Heavy weights or heavy lifting isn’t a guarantee that you’ll get excellent results. Using adjustable dumbbells consistently will give better results.
Using free weights on the gym floor isn’t a sign of weakness; certain benefits even come with it.
Benefits of Training with Free Weights
- You can make use of free weights anywhere.
- Free weight is a versatile piece that targets all your muscles in a fantastic way.
- The primary focus of free weights is to adjust your posture to an upright position.
- Free weights improve your body’s metabolism.
Free Weights Exercises To Try Out
This free weight exercise helps to improve your body posture and balance.
This is a great exercise if you want to target larger muscles, enabling you to have a swift range of motion.
Seated Bicep Curl
This exercise targets muscles in the lower and upper arms.
Free Weight Equipment
Some of the most common free weights are:
- Adjustable Dumbbell – It focuses on the quads, glutes, and hamstring.
- Barbells – It focuses on the glutes and hamstrings.
- Kettlebells– It also focuses on the glutes and hamstrings.
Other machines you can use in a more controlled environment include a medicine ball or sandbag.
Gym Equipment and Machines List
As discussed above there are 3 main types of workout equipment, and there’s a high chance of choosing a machine or lifting weights that are not ideal for you and your goals.
Check our detailed list with 73 gym equipment and workout machines that contain everything you need to know, from specific types of exercise equipment down to the important accessories you’ll need like foam rollers and resistance bands.
To see results from almost any exercise you’re doing requires consistency and the right form.

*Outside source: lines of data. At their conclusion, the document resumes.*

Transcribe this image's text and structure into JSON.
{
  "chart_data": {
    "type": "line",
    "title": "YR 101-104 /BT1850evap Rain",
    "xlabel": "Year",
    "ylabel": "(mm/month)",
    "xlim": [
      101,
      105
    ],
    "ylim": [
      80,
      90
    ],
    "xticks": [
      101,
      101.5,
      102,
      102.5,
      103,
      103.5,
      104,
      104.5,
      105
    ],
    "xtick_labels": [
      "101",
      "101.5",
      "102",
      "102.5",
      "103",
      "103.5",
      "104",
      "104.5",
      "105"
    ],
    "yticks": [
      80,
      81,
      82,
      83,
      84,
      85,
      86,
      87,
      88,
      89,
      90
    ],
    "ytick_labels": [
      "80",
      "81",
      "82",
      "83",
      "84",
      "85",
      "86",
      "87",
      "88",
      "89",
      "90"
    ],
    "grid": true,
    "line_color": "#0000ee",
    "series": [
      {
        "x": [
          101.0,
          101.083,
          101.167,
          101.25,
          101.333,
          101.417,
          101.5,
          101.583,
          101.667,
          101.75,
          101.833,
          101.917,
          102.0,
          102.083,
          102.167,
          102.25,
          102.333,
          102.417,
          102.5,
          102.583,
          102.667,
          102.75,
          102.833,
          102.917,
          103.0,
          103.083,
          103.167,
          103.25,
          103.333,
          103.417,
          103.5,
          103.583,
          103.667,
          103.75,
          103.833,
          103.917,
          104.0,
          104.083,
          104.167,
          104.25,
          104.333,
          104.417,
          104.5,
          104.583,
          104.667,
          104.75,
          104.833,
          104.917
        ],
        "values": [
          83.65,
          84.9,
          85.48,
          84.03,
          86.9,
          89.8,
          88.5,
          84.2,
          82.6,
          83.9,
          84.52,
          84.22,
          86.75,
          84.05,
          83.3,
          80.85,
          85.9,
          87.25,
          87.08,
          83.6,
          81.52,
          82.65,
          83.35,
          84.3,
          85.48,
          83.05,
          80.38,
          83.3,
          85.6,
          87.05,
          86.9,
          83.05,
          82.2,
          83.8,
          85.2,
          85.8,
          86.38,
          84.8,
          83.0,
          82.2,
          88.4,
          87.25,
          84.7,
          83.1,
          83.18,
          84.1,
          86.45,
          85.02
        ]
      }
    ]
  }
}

A good workout doesn’t just involve many exercises; it involves a full range of effective exercises.
To make your fitness plan enjoyable at the comfort of your home, you should get certain exercise equipment like; a stability ball, exercise ball, climbing rope, battle ropes, suspension trainer, plyo boxes, medicine balls, balance board, and of course, a yoga mat to keep yourself flexible and free of injuries.